One can see that at higher presaturation powers, one loses intensity for peaks near the water signal.  In this case, where the nearest resonance of interest is 52 Hz from the water signal, one can obtain unattenuated signals with a presaturation field strength of 27 Hz.  This corresponds to 58 dB on this instrument.  

Improved Solvent Suppression with Composite Pulses

A hard rf pulse delivers an rf field to the NMR sample inside of the coil. The rf field is not perfectly homogeneous nor does it end abruptly at the edge of the coil. When a long, selective, low power presaturation pulse is given to suppress a water signal, the water in the coil may be fully saturated whereas water outside of the coil will not be. Furthermore, unsaturated water outside of the coil may be outside of the carefully shimmed region of the magnet and give rise to a broadened residual signal when presaturation is used prior to a hard 90° excitation pulse. One long known* way to avoid this residual broad signal is to use a composite 90° pulse after presaturation.  One of the simplest such pulses is a (90°_x - 90°_y - 90°_-x - 90°_-y) composite pulse which is designed to excite sample inside of the coil but not outside of the coil. As a result, when it is used after a water presaturation pulse, it will not excite the broad signal from the unsaturated water outside of the coil and it will provide a spectrum with better presaturation performance. The figure below shows a small portion of the ¹H spectrum of a plant extract in H₂O/D₂O.

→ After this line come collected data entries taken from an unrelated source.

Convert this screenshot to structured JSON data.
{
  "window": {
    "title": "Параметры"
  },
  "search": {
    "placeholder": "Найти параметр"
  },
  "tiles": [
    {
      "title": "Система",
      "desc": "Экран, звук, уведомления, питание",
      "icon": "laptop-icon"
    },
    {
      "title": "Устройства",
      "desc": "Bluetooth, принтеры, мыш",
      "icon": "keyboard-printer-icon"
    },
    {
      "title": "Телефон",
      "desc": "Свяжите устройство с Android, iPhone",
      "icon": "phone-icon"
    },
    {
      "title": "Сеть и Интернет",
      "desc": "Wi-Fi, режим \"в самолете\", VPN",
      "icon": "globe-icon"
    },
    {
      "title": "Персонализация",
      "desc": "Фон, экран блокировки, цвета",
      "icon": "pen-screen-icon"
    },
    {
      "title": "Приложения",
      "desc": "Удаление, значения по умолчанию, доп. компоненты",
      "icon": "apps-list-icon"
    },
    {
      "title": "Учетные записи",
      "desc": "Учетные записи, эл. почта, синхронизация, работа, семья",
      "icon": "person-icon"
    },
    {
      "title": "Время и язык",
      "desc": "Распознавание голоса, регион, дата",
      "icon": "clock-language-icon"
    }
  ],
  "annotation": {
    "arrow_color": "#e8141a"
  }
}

The water signal is highlighted in pink. The left panel shows a conventional spectrum acquired with a 90° pulse. The center panel is a spectrum of the same sample where a two second low power presaturation pulse preceded the 90° hard pulse (Bruker pulse program = zgpr). One can see that most of the water is suppressed from the presaturation pulse however, a broad water signal remains from the water outside of the coil. The spectrum in the right-hand panel is the same as that in the center except that the 90° pulse was replaced with a composite 90° pulse (Bruker pulse program = zgcppr). Clearly, the broad signal from the unsaturated water outside of the coil is essentially gone providing a spectrum with much better water suppression.

*A. Bax.  J. Magn. Res. 65, 142 (1985).